Host Institution
Department of Mathematical Sciences, University of Bath
Research visits
About 2-3 months in AstraZeneca UK (Cambridge) over 3 years.
Advert: https://www.bath.ac.uk/jobs/Vacancy.aspx?ref=ED12391 [Apply before 23 Feb 2025]
Plain English Summary of Research
Master protocols represent an innovative class of trial designs that investigate multiple drugs and/or disease (sub)populations in multiple substudies under one overarching protocol. Such designs are patient-centric, enhance trial efficiency, and aim to bring best-suited treatments to patients faster at reduced costs. One major type of master protocols is called basket trials where a new treatment can be simultaneously evaluated in various patient (sub)populations/across multiple indications, thereby providing substantial statistical efficiency (e.g., by utilising approaches to borrow information across substudies) and operational advantages (e.g., enhanced screening efficiencies, operational streamlining).
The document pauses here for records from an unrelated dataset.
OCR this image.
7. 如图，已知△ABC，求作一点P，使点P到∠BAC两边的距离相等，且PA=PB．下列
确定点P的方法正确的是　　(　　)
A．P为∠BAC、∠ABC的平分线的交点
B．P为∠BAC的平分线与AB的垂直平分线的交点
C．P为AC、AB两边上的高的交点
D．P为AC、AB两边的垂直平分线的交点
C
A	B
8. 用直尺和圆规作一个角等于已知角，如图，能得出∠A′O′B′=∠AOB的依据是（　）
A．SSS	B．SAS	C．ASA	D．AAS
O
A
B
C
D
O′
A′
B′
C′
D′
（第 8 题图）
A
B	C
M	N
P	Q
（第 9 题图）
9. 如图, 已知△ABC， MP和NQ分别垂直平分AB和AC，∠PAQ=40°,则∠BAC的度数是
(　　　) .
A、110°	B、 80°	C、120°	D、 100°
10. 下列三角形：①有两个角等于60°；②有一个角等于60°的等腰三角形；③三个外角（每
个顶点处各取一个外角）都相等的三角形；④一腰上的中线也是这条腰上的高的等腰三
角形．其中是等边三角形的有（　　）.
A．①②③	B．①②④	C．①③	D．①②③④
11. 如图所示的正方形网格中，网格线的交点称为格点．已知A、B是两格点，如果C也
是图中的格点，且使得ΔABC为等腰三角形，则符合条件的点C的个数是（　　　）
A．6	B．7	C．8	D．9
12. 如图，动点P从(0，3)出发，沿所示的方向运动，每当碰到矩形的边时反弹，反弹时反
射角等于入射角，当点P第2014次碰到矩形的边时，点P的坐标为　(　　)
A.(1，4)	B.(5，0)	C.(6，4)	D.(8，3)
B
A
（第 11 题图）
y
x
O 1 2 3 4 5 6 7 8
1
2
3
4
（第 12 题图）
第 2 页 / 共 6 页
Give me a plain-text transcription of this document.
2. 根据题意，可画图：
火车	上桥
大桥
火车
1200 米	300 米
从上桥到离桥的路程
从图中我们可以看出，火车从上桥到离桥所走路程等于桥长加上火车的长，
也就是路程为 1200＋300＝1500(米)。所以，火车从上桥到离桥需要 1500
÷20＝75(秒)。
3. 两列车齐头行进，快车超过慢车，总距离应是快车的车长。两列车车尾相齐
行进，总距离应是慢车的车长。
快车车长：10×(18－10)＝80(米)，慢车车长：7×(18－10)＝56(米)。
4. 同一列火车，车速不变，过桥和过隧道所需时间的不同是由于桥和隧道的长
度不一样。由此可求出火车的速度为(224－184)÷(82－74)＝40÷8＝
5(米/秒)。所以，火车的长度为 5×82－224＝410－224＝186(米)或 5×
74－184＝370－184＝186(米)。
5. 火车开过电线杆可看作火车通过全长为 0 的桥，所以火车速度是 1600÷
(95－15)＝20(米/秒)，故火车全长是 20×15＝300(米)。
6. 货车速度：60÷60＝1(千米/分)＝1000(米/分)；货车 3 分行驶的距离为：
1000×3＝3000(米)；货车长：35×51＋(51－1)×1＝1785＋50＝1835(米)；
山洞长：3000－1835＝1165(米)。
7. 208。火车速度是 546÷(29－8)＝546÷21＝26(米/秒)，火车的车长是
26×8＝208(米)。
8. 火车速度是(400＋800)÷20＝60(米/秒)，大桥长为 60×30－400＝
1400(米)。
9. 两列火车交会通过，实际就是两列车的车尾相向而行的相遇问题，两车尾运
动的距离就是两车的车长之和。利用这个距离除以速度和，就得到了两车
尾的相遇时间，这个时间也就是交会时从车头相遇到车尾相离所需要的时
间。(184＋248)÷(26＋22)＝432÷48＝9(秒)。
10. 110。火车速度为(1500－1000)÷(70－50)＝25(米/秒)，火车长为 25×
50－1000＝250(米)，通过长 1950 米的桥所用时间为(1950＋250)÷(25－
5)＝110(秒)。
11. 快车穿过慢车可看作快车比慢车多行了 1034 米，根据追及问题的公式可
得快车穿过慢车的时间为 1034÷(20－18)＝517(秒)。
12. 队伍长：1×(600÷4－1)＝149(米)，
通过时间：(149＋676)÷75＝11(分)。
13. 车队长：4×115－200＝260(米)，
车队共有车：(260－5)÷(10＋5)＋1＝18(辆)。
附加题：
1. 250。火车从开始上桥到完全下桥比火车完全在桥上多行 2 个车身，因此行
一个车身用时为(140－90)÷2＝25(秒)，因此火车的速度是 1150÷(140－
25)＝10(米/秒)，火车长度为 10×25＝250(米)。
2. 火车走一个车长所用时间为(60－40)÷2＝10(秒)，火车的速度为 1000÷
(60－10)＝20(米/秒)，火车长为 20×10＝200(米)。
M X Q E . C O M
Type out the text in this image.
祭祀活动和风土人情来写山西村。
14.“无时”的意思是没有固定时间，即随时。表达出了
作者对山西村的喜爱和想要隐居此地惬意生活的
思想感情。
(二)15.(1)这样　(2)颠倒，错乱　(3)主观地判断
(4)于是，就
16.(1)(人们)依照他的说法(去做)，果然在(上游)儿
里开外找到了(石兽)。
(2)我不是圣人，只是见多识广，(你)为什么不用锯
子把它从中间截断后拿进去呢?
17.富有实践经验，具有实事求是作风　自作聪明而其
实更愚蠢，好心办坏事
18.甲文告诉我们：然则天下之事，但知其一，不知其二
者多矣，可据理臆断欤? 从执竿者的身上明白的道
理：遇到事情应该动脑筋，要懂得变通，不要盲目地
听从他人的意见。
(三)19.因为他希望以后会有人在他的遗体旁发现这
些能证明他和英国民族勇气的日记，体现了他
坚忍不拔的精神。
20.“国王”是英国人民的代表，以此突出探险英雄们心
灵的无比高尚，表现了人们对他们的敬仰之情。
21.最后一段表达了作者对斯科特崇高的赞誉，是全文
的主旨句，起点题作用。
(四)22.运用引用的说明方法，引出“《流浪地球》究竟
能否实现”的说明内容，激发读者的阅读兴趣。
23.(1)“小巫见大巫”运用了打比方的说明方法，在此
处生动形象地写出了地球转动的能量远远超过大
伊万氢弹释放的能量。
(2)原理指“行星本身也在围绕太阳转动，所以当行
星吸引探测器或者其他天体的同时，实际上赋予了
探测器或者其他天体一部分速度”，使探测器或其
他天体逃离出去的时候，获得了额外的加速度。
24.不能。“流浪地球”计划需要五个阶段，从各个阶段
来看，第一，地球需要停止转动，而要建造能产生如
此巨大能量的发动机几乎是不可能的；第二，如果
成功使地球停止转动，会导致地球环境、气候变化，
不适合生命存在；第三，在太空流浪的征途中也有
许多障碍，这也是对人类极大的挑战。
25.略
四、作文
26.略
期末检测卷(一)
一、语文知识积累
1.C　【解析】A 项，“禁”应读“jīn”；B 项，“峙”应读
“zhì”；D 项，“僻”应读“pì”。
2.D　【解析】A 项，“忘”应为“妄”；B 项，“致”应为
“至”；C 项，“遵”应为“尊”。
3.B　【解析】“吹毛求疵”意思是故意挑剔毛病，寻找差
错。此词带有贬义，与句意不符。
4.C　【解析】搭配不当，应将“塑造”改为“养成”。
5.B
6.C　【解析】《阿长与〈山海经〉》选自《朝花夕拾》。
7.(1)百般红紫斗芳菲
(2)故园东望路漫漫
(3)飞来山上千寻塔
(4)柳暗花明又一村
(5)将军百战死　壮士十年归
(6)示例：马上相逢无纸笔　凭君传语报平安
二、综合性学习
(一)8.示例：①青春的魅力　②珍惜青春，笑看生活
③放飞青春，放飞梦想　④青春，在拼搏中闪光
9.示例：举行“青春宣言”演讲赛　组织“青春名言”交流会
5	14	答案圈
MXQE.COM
So far, methodology development and the implementation of basket trials have predominantly been in oncology, where the “standard” approach is to utilise a single-arm design per substudy. This means existing methodology for basket trial does not support selection of the “optimal” doses and thus hinders its application in non-oncology therapeutic areas where typically multiple active doses are compared against a control. There has been a growing interest in expanding basket trials to therapeutic areas beyond oncology, but the methodological gap greatly limits the wider uptake of such efficient designs in non-oncology therapeutic areas.
In this project, we aim to fill this gap, exploit advantage of basket trials in non-oncology settings, and develop innovative and efficient statistical methodology for next-generation basket trials. The new series of advanced designs will support simultaneous estimation of best-suited dose(s) in multiple disease (sub)types/patient (sub)populations. This project will start off by extending existing randomised controlled basket designs (Zheng and Wason, 2022; Ouma et al., 2022; Zheng et al., 2023) to include more doses alongside a control per substudy and allow for borrowing of information in accordance with the degree of similarity between the dose-response curves across substudies. Innovative methods will further be proposed to enable additional efficiency gains by
1) incorporating mid-course modifications, e.g., adaptive allocation of patients to more effective doses or early termination of substudies less likely to benefit from the treatment;
2) eventually transforming basket trials to become platform trials. This would allow addition of substudies midway through the investigation.